Answer:
Step-by-step explanation:
Given the limit of a function expressed as [tex]\lim_{x \to 1} (\dfrac{3x}{x-1} - \dfrac{3}{lnx})[/tex], we are to evaluate it.
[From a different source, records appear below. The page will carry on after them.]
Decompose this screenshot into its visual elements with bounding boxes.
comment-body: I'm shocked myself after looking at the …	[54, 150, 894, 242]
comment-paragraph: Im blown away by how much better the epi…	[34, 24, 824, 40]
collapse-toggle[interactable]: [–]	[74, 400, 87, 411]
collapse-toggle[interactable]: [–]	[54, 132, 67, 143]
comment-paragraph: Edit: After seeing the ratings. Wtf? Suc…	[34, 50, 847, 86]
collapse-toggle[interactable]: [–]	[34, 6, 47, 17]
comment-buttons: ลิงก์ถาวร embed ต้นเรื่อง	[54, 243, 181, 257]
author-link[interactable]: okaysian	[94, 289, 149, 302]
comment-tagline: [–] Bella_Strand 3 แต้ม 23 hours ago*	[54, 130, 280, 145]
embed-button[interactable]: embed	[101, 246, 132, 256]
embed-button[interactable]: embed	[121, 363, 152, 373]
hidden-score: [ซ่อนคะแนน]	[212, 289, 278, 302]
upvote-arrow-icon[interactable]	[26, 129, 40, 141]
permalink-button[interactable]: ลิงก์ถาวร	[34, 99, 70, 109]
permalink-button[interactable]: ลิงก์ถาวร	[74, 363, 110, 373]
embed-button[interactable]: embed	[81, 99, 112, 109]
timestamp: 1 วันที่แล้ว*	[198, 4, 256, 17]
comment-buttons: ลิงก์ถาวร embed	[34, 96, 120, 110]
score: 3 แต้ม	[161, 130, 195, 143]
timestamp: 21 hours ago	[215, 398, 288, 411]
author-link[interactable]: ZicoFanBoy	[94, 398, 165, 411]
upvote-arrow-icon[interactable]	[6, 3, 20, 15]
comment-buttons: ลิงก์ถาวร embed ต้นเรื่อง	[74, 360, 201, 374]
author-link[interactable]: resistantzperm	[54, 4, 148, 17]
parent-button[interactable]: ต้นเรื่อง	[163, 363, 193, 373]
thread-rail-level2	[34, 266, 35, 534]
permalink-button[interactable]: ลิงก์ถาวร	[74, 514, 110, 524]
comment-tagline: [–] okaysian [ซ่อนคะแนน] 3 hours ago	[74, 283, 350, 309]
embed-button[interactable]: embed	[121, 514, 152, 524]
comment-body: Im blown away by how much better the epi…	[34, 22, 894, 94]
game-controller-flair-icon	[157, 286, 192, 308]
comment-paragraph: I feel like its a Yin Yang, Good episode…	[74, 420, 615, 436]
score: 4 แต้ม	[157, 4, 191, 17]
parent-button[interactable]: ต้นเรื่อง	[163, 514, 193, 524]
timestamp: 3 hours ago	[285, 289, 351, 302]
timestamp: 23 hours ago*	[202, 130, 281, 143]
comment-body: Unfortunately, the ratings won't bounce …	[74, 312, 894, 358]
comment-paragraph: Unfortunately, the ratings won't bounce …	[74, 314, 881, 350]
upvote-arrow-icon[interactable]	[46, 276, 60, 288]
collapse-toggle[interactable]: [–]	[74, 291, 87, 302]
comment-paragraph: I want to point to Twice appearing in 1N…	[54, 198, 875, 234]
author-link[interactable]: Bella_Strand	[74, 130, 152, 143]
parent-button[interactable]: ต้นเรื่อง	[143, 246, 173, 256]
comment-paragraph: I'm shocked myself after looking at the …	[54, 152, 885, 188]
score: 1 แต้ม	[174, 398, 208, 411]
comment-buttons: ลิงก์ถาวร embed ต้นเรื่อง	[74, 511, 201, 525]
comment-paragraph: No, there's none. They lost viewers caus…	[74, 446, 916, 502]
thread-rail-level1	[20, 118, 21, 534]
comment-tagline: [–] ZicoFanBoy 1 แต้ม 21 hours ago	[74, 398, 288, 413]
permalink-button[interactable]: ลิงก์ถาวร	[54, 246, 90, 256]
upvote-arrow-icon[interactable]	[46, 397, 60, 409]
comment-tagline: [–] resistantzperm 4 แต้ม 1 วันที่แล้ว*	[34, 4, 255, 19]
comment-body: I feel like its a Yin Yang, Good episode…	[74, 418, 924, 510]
To evaluate it, we will simply substitute x = 1 into the function since the variable x tends to 1.
[tex]\lim_{x \to 1} (\dfrac{3x}{x-1} - \dfrac{3}{lnx})\\\\= (\dfrac{3(1)}{1-1} - \dfrac{3}{ln1})\\\\= \dfrac{3}{0} - \dfrac{3}{0}\\\\= \infty - \infty (ind)[/tex]
Since we got an indeterminate function, we will find the LCM of the function and solve again.
[tex]= \lim_{x \to 1} (\dfrac{3x}{x-1} - \dfrac{3}{lnx})\\\\= \lim_{x \to 1} \dfrac{3xlnx-3(x-1)}{(x-1)lnx}\\\\\\= \dfrac{3(1)ln(1)-3(1-1)}{(1-1)ln1}\\\\= \frac{3(0)-3(0)}{0(0)} \\\\= \frac{0}{0} (ind)[/tex]
Applying L'hospital rule;
[tex]\frac{x}{y} = \lim_{x \to 1} \dfrac{d/dx(3xlnx-3(x-1))}{d/dx((x-1)lnx)}\\\\= \lim_{x \to 1} \dfrac{3x(\frac{1}{x})+ 3lnx-3)}{(x-1)\frac{1}{x} +lnx}\\\\= \lim_{x \to 1} \dfrac{3 + 3lnx-3}{(x-1)\frac{1}{x} +lnx}\\\\= \frac{3ln1}{(1-1)\frac{1}{1} +ln1}\\\\= \frac{0}{0} (ind)[/tex]
Applying L'hospital rule again;
[tex]= \lim_{x \to 1} \dfrac{\frac{d}{dx} (3lnx)}{\frac{d}{dx} ((x-1)\frac{1}{x} +lnx)}\\\\= \lim_{x \to 1} \dfrac{\frac{3}{x} }{(x-1)\frac{-1}{x^2} + \frac{1}{x} +\frac{1}{x} }\\\\= \dfrac{\frac{3}{1} }{(1-1)\frac{-1}{1^2} + \frac{1}{1} +\frac{1}{1} }\\\\= \frac{3}{0(-1)+2}\\ \\= \frac{3}{2-0}\\ \\= 3/2[/tex]
Hence the limit of the function is 3/2.